La sottoscritta, non potendo sapere quale sia l’idea dei presenti sulle comunicazioni nelle sezioni 41 bis, immaginando che non fossero note né le circostanze derivanti dalla propria condizione di “solitudine” e dunque di preclusione assoluta delle comunicazioni con altre detenute, né che – tra le altre cose – all’epoca dei fatti la sottoscritta avesse conosciuto soltanto due delle altre sei detenute presenti nella sezione femminile in quanto già a L’Aquila dal 2010 – 2011, e infine immaginando che possa essere ritenuto – erroneamente – che una situazione del genere, contrastando con un principio di inviolabilità della persona, non possa verificarsi in questo paese, ha preferito dilungarsi a illustrare le condizioni d’esistenza proprie e delle altre detenute, nel regime di prigionia di 41 bis, prima di entrare nel merito di quanto in oggetto.

Perché in questo contesto di inibizione delle comunicazioni sociali nello spazio comune della sezione in cui i suoni fisicamente si trasmettono, che la sottoscritta non ha proprio avuto modo di sapere/capire di aver arrecato un concreto disturbo ad altre detenute.

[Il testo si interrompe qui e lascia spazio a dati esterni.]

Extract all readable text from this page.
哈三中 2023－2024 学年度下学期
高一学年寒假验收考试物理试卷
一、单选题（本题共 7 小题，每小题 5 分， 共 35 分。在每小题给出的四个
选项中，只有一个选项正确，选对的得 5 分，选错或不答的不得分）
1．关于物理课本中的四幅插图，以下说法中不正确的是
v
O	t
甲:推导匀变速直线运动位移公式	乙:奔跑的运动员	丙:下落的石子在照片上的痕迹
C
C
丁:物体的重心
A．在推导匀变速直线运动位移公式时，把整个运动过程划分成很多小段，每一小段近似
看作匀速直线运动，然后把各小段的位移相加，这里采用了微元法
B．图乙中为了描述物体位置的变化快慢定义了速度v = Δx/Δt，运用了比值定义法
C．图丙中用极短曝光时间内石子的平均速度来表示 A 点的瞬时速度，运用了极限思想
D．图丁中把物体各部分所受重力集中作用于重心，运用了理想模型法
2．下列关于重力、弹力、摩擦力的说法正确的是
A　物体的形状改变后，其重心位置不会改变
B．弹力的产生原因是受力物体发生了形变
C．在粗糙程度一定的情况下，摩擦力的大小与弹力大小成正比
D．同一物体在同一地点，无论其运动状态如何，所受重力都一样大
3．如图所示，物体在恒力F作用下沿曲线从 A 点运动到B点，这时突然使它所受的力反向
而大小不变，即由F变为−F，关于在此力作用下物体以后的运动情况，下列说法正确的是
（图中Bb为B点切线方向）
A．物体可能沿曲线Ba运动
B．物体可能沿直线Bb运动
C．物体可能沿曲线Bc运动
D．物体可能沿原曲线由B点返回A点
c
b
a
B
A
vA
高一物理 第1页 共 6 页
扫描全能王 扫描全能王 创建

  1. Perché battiture delle sbarre sono sempre state fatte collettivamente, e non, per periodi di mesi e anche di anni e per più volte al giorno ognuna di 10-15 minuti, la qual cosa autorizzava a ritenere che ce ne fosse una pacifica accettazione.
  2. Poiché la sottoscritta mentre faceva la battitura leggeva, come del resto facevano altre detenute in occasione di altre battiture, cioè la battitura era compatibile con altre attività, o, quando non lo fosse stata, ad es. durante la somministrazione di terapie farmacologiche, la sottoscritta, su richiesta, la interrompeva.
  3. Perché la sottoscritta non ha mai sentito nessuna lamentarsi né avrebbe potuto sapere di una lagnanza per comunicazione da qualche detenuta la cui quiete fosse stata disturbata, a causa del divieto di parlarsi di cui sopra, come asserito invece da terzi, interessati perché destinatari della protesta.
  4. Perché quando la sottoscritta ha letto le contestazioni dei rapporti del 25 e del 27 agosto 2015, recitanti: “dopo la perquisizione ordinaria effettuata nella propria camera detentiva, nonostante non le fosse contestato nulla, lei iniziava a battere con una bottiglia di plastica contro il cancello della sua cella, provocando le lamentele esasperate della restante popolazione detenuta. Per quanto sopra, le si contesta l’infrazione prevista dall’art. 77 punti 4 (atteggiamenti e comportamenti molesti nei confronti della comunità), 19 (promozione di disordini o di sommosse), 21 (fatti previsti dalla legge come reato commessi in danno di compagni, di operatori penitenziari, di visitatori)”, la sottoscritta, non avendo udito lamentele esasperate dalla restante popolazione detenuta, non gli ha attribuito rilievo, se non ai fini di ipotizzare una volontà dell’amministrazione di applicarle anche il regime di 14 bis (ipotesi confermata dagli atti depositati in quanto richiesta fatta da un responsabile GOM), per l’inverosimiglianza degli addebiti (punto 19) nella situazione concreta, oltre che per un’illinearità di interpretazione del “fatto battitura” che si ripeteva dal 24 marzo 2015 almeno due volte alla settimana – in occasione cioè delle perquisizioni della sua camera detentiva (a seguito della originaria perquisizione nella quale ne venne asportato materiale cartaceo, corrispondenza e atti giudiziari) e che sono terminate il 30 settembre 2015 a seguito della restituzione di gran parte del materiale, con le stesse identiche forme e durate, e per l’incoerenza tra gli addebiti al punto 19 e 21.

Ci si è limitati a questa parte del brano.